ABSTRACT:Objective: Pulmonary arterial hypertension (PAH) is a condition which may lead to right ventricular failure and early mortality and is an important complication in patients with connective tissue disease (CTD). Previously, the endothelin A selective receptor antagonist, ambrisentan, has demonstrated efficacy and safety in treating patients with PAH due to a WHO Group I etiology. In this report, we describe the 3-year efficacy and safety of ambrisentan in patients with CTD associated PAH (CTD-PAH).
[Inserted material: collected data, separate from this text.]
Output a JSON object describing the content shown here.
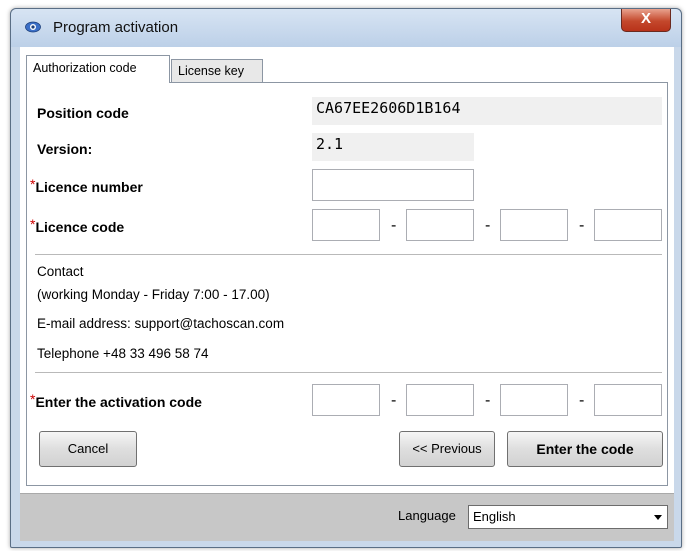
{
  "window": {
    "title": "Program activation",
    "close_label": "X"
  },
  "tabs": [
    {
      "label": "Authorization code",
      "active": true
    },
    {
      "label": "License key",
      "active": false
    }
  ],
  "form": {
    "position_code_label": "Position code",
    "position_code_value": "CA67EE2606D1B164",
    "version_label": "Version:",
    "version_value": "2.1",
    "required_mark": "*",
    "licence_number_label": "Licence number",
    "licence_number_value": "",
    "licence_code_label": "Licence code",
    "licence_code_parts": [
      "",
      "",
      "",
      ""
    ],
    "dash": "-",
    "activation_code_label": "Enter the activation code",
    "activation_code_parts": [
      "",
      "",
      "",
      ""
    ]
  },
  "contact": {
    "heading": "Contact",
    "hours": "(working Monday - Friday 7:00 - 17.00)",
    "email_line": "E-mail address:  support@tachoscan.com",
    "phone_line": "Telephone  +48 33 496 58 74"
  },
  "buttons": {
    "cancel": "Cancel",
    "previous": "<< Previous",
    "enter_code": "Enter the code"
  },
  "footer": {
    "language_label": "Language",
    "language_value": "English"
  },
  "colors": {
    "required": "#cc0000",
    "title_bar": "#bcd0e8",
    "close_button": "#c4482c",
    "footer": "#c7c7c7"
  }
}
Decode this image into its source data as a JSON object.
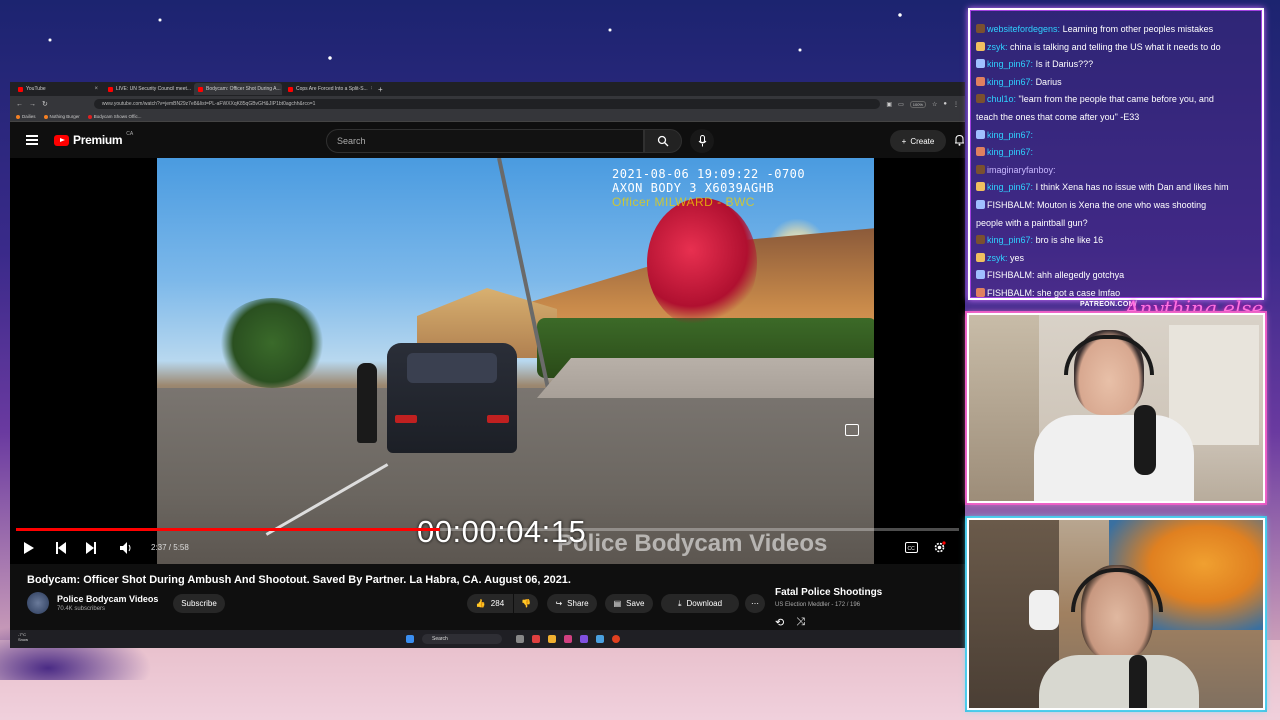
{
  "browser": {
    "tabs": [
      {
        "label": "YouTube",
        "active": false
      },
      {
        "label": "LIVE: UN Security Council meet...",
        "active": false
      },
      {
        "label": "Bodycam: Officer Shot During A...",
        "active": true
      },
      {
        "label": "Cops Are Forced Into a Split-S...",
        "active": false
      }
    ],
    "url": "www.youtube.com/watch?v=jemBN29z7e8&list=PL-aFWXXqK85qGBvGH&JIP1bt0agchh&rco=1",
    "zoom": "100%",
    "bookmarks": [
      "Dailies",
      "Nothing Burger",
      "Bodycam Shows Offic..."
    ]
  },
  "youtube": {
    "logo_text": "Premium",
    "region": "CA",
    "search_placeholder": "Search",
    "create_label": "Create"
  },
  "video": {
    "stamp_line1": "2021-08-06 19:09:22 -0700",
    "stamp_line2": "AXON BODY 3 X6039AGHB",
    "stamp_line3": "Officer MILWARD - BWC",
    "timecode": "00:00:04:15",
    "watermark": "Police Bodycam Videos",
    "time_display": "2:37 / 5:58",
    "progress": 0.45,
    "title": "Bodycam: Officer Shot During Ambush And Shootout. Saved By Partner. La Habra, CA. August 06, 2021.",
    "channel_name": "Police Bodycam Videos",
    "channel_subs": "70.4K subscribers",
    "subscribe_label": "Subscribe",
    "like_count": "284",
    "share_label": "Share",
    "save_label": "Save",
    "download_label": "Download"
  },
  "playlist": {
    "title": "Fatal Police Shootings",
    "subtitle": "US Election Meddler - 172 / 196"
  },
  "taskbar": {
    "search_label": "Search",
    "weather_line1": "-7°C",
    "weather_line2": "Snow"
  },
  "chat": {
    "messages": [
      {
        "user": "websitefordegens:",
        "text": "Learning from other peoples mistakes",
        "color": "cyan"
      },
      {
        "user": "zsyk:",
        "text": "china is talking and telling the US what it needs to do",
        "color": "cyan"
      },
      {
        "user": "king_pin67:",
        "text": "Is it Darius???",
        "color": "cyan"
      },
      {
        "user": "king_pin67:",
        "text": "Darius",
        "color": "cyan"
      },
      {
        "user": "chul1o:",
        "text": "\"learn from the people that came before you, and",
        "color": "cyan"
      },
      {
        "user": "",
        "text": "teach the ones that come after you\" -E33",
        "color": "cyan"
      },
      {
        "user": "king_pin67:",
        "text": "",
        "color": "cyan"
      },
      {
        "user": "king_pin67:",
        "text": "",
        "color": "cyan"
      },
      {
        "user": "imaginaryfanboy:",
        "text": "",
        "color": "gray"
      },
      {
        "user": "king_pin67:",
        "text": "I think Xena has no issue with Dan and likes him",
        "color": "cyan"
      },
      {
        "user": "FISHBALM:",
        "text": "Mouton is Xena the one who was shooting",
        "color": "white"
      },
      {
        "user": "",
        "text": "people with a paintball gun?",
        "color": "white"
      },
      {
        "user": "king_pin67:",
        "text": "bro is she like 16",
        "color": "cyan"
      },
      {
        "user": "zsyk:",
        "text": "yes",
        "color": "cyan"
      },
      {
        "user": "FISHBALM:",
        "text": "ahh allegedly gotchya",
        "color": "white"
      },
      {
        "user": "FISHBALM:",
        "text": "she got a case lmfao",
        "color": "white"
      }
    ]
  },
  "overlay": {
    "patreon": "PATREON.COM/",
    "script_name": "Anything else"
  },
  "colors": {
    "yt_red": "#ff0000",
    "chat_user": "#2fd2ff",
    "cam1_border": "#e050c0",
    "cam2_border": "#40c0e0"
  }
}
Methods:Patients with CTD-PAH participating in the ARIES-1 and -2 clinical trials and their long-term extension were evaluated. Efficacy evaluations including 6-minute walk distance (6MWD), clinical worsening, and survival were collected at routine study visits. Categorical (30m) breakpoints for 6MWD were evaluated and additional analyses were conducted to determine any relationship between 6MWD and survival.Results: 124 patients with CTD-PAH were evaluated. Survival information at 3 years was available for 112 (90%) subjects; clinical worsening data was available for 68% of subjects at 3 years, and 6MWD results were available for 73%, 60%, and 44% of subjects at 1-, 2-, and 3-years, respectively. 62.6%, 57.3%, and 58.2% of CTD-PAH patients treated with ambrisentan exhibited increases in 6MWD at 1-, 2-, and 3-years respectively. At 3 years, 64% of patients were free from clinical worsening and 76% of patients were still alive (Kaplan-Meier estimates). Factors with prognostic relevance included: improving 6MWD ≥ 30m over the first 12 weeks of treatment, the most recent 6MWD, and a 6MWD absolute threshold of 222m.
Conclusion:These analyses of the 3-year treatment of CTD-PAH patients with ambrisentan revealed improved clinical worsening and survival compared to historical controls. Furthermore, several key exercise parameters were identified which appear important in guiding individual patient treatment.